Reli: hardware/software checkpoint and recovery scheme for embedded processors

  • Authors:
  • Tuo Li;Roshan Ragel;Sri Parameswaran

  • Affiliations:
  • University of New South Wales, Sydney, Australia;University of Peradeniya, Peradeniya, Sri Lanka;University of New South Wales, Sydney, Australia

  • Venue:
  • DATE '12 Proceedings of the Conference on Design, Automation and Test in Europe
  • Year:
  • 2012

Quantified Score

Hi-index 0.00

Visualization

Abstract

Checkpoint and Recovery (CR) allows computer systems to operate correctly even when compromised by transient faults. While many software systems and hardware systems for CR do exist, they are usually either too large, require major modifications to the software, too slow, or require extensive modifications to the caching schemes. In this paper, we propose a novel error-recovery management scheme, which is based upon re-engineering the instruction set. We take the native instruction set of the processor and enhance the microinstructions with additional micro-operations which enable checkpointing.

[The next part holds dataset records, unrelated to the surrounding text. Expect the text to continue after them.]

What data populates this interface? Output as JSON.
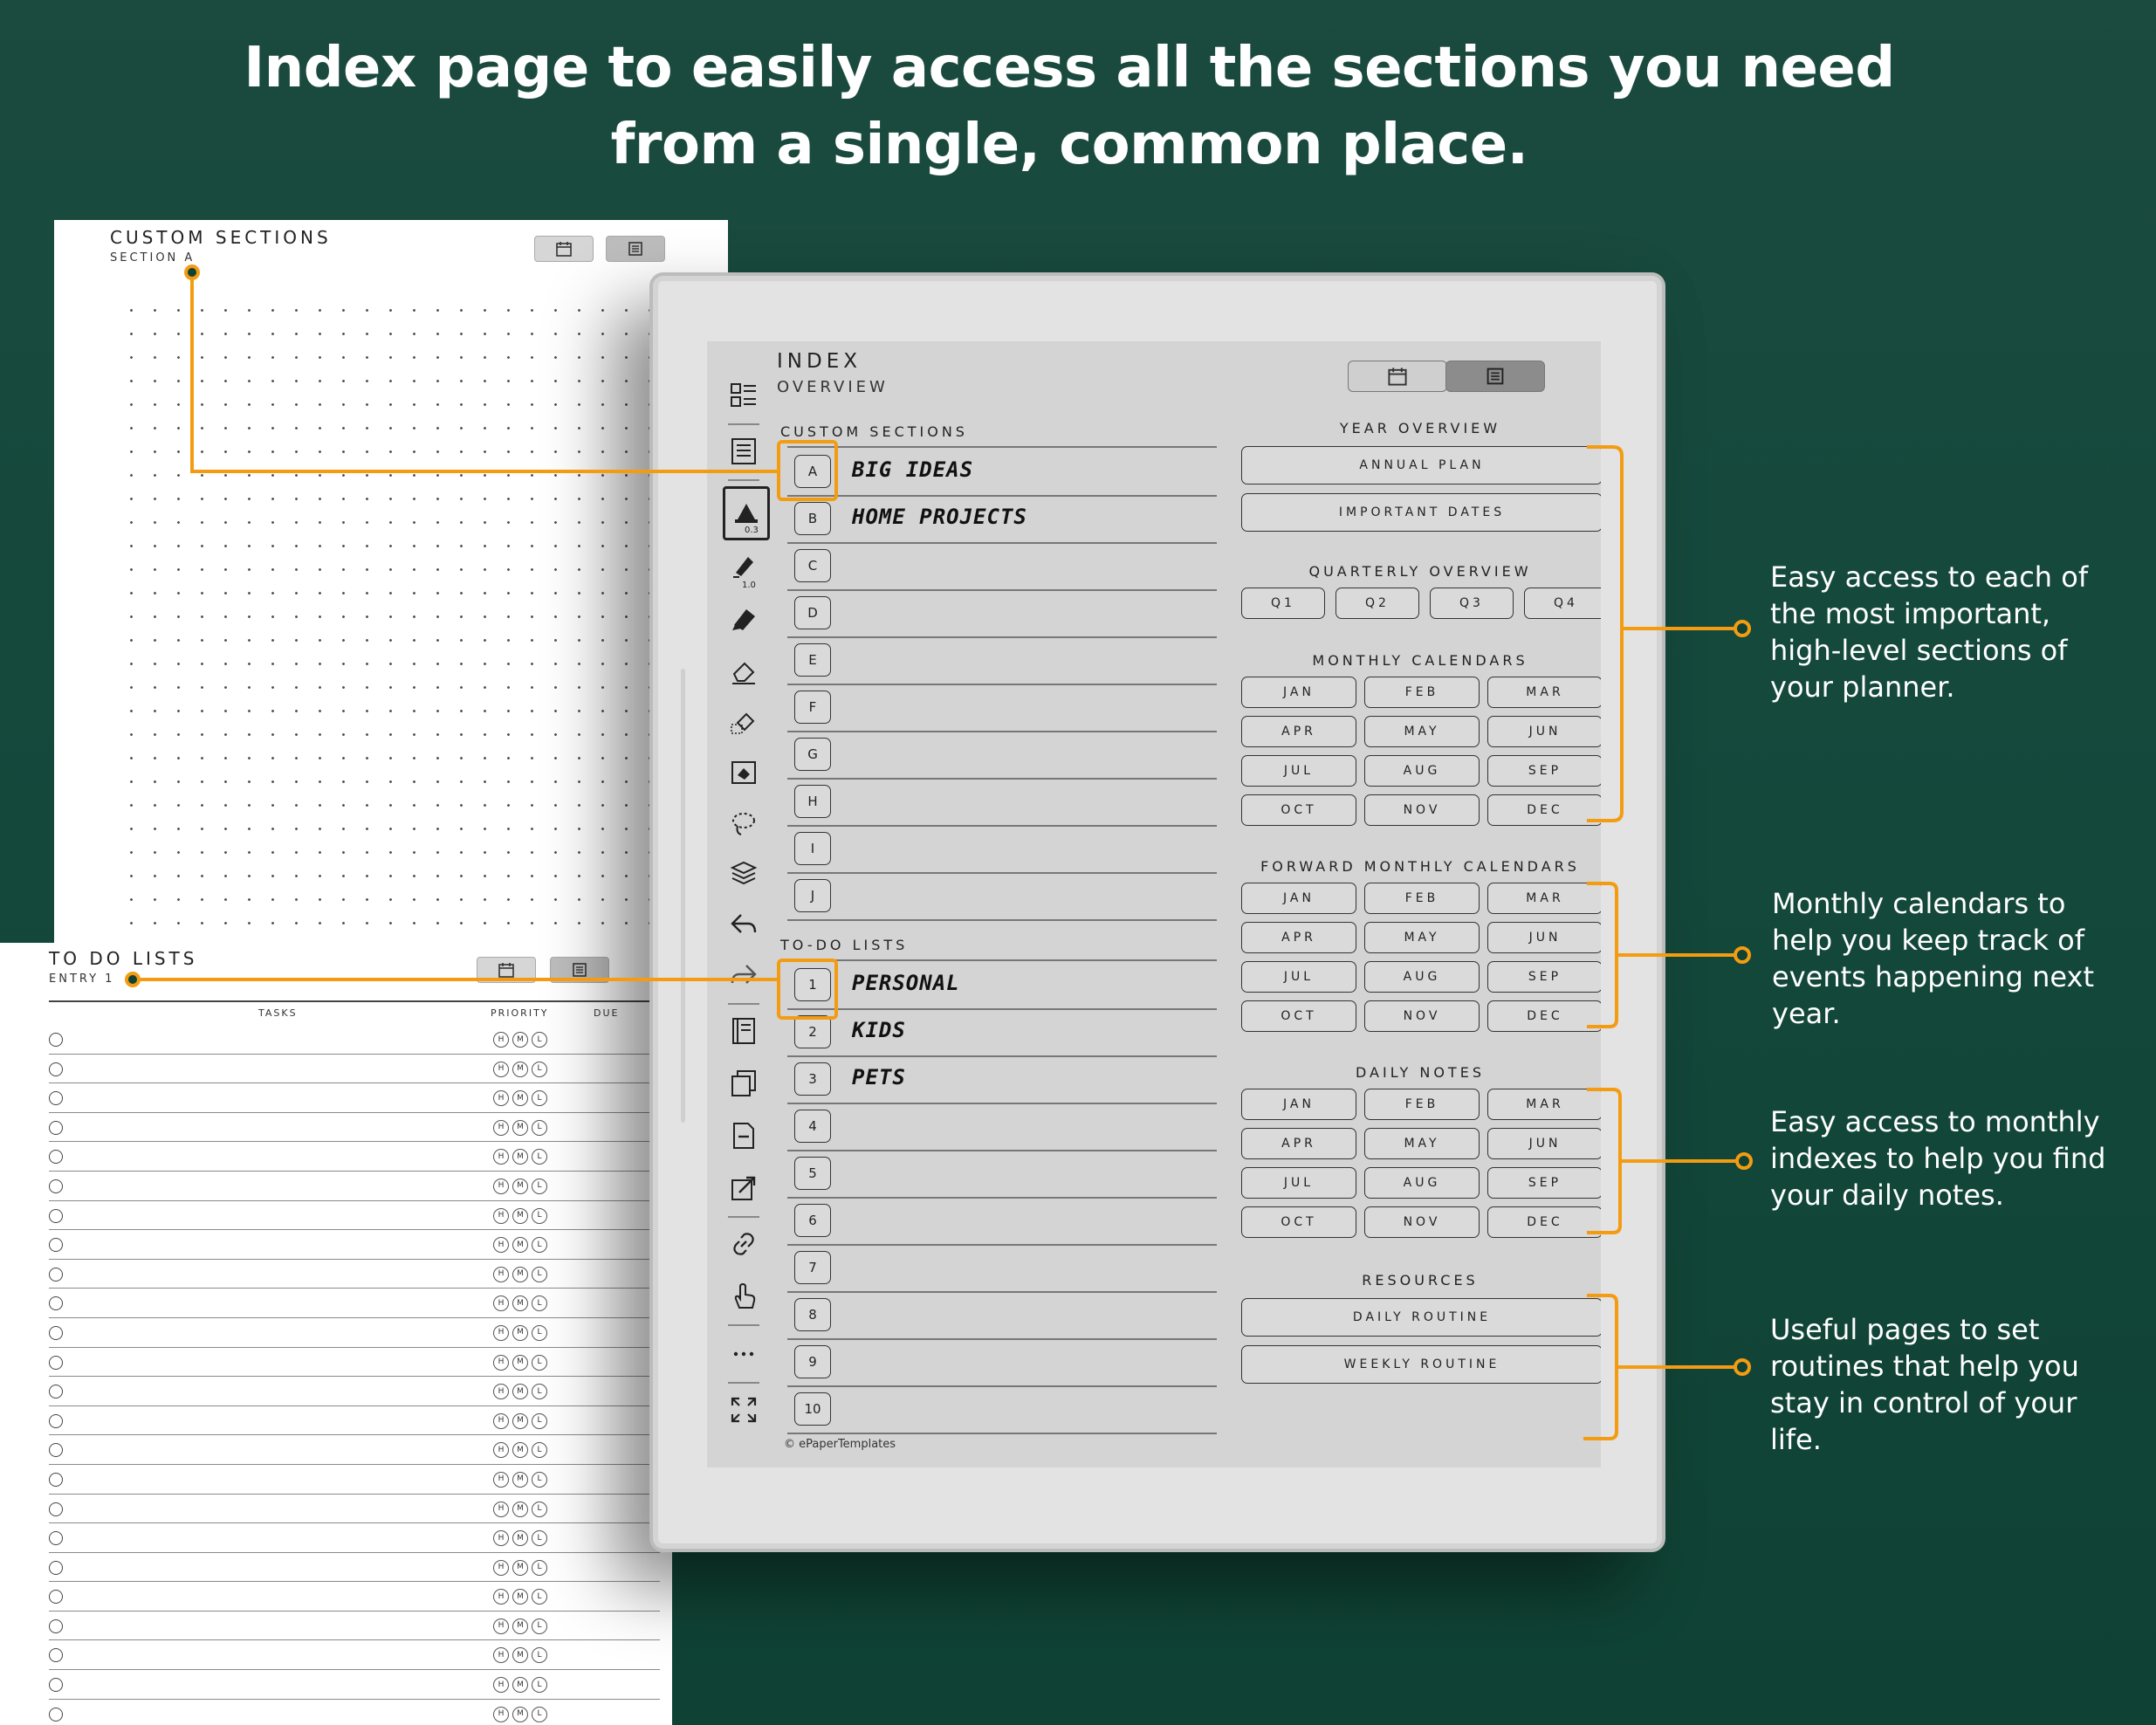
{
  "headline": {
    "line1": "Index page to easily access all the sections you need",
    "line2": "from a single, common place."
  },
  "page_a": {
    "title": "CUSTOM SECTIONS",
    "subtitle": "SECTION A"
  },
  "page_todo": {
    "title": "TO DO LISTS",
    "subtitle": "ENTRY 1",
    "col_tasks": "TASKS",
    "col_priority": "PRIORITY",
    "col_due": "DUE",
    "priority_levels": [
      "H",
      "M",
      "L"
    ]
  },
  "screen": {
    "title": "INDEX",
    "subtitle": "OVERVIEW",
    "custom_sections_label": "CUSTOM SECTIONS",
    "custom_sections": [
      {
        "key": "A",
        "text": "BIG IDEAS"
      },
      {
        "key": "B",
        "text": "HOME PROJECTS"
      },
      {
        "key": "C",
        "text": ""
      },
      {
        "key": "D",
        "text": ""
      },
      {
        "key": "E",
        "text": ""
      },
      {
        "key": "F",
        "text": ""
      },
      {
        "key": "G",
        "text": ""
      },
      {
        "key": "H",
        "text": ""
      },
      {
        "key": "I",
        "text": ""
      },
      {
        "key": "J",
        "text": ""
      }
    ],
    "todo_label": "TO-DO LISTS",
    "todo_lists": [
      {
        "key": "1",
        "text": "PERSONAL"
      },
      {
        "key": "2",
        "text": "KIDS"
      },
      {
        "key": "3",
        "text": "PETS"
      },
      {
        "key": "4",
        "text": ""
      },
      {
        "key": "5",
        "text": ""
      },
      {
        "key": "6",
        "text": ""
      },
      {
        "key": "7",
        "text": ""
      },
      {
        "key": "8",
        "text": ""
      },
      {
        "key": "9",
        "text": ""
      },
      {
        "key": "10",
        "text": ""
      }
    ],
    "year_overview_label": "YEAR OVERVIEW",
    "year_buttons": [
      "ANNUAL PLAN",
      "IMPORTANT DATES"
    ],
    "quarterly_label": "QUARTERLY OVERVIEW",
    "quarters": [
      "Q1",
      "Q2",
      "Q3",
      "Q4"
    ],
    "monthly_label": "MONTHLY CALENDARS",
    "forward_label": "FORWARD MONTHLY CALENDARS",
    "daily_label": "DAILY NOTES",
    "months": [
      "JAN",
      "FEB",
      "MAR",
      "APR",
      "MAY",
      "JUN",
      "JUL",
      "AUG",
      "SEP",
      "OCT",
      "NOV",
      "DEC"
    ],
    "resources_label": "RESOURCES",
    "resources": [
      "DAILY ROUTINE",
      "WEEKLY ROUTINE"
    ],
    "copyright": "© ePaperTemplates",
    "toolbar_labels": {
      "pen1": "0.3",
      "pen2": "1.0"
    }
  },
  "callouts": [
    "Easy access to each of the most important, high-level sections of your planner.",
    "Monthly calendars to help you keep track of events happening next year.",
    "Easy access to monthly indexes to help you find your daily notes.",
    "Useful pages to set routines that help you stay in control of your life."
  ],
  "colors": {
    "background": "#14493c",
    "accent": "#f39c12",
    "screen": "#d4d4d4"
  },
  "icons": [
    "calendar-icon",
    "list-icon",
    "toc-icon",
    "pen-icon",
    "eraser-icon",
    "lasso-icon",
    "layers-icon",
    "undo-icon",
    "redo-icon",
    "page-icon",
    "copy-icon",
    "export-icon",
    "link-icon",
    "touch-icon",
    "more-icon",
    "fullscreen-icon"
  ]
}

The recovery mechanism is implemented by three custom instructions, which recover the registers which were changed, the data memory values which were changed and the special registers (PC, status registers etc.) which were changed. Our checkpointing storage is changed according to the benchmark executed. Results show that our method degrades performance by just 1.45% under fault free conditions, and incurs area overhead of 45% on average and 79% in the worst case. The recovery takes just 62 clock cycles (worst case) in the examples which we examined.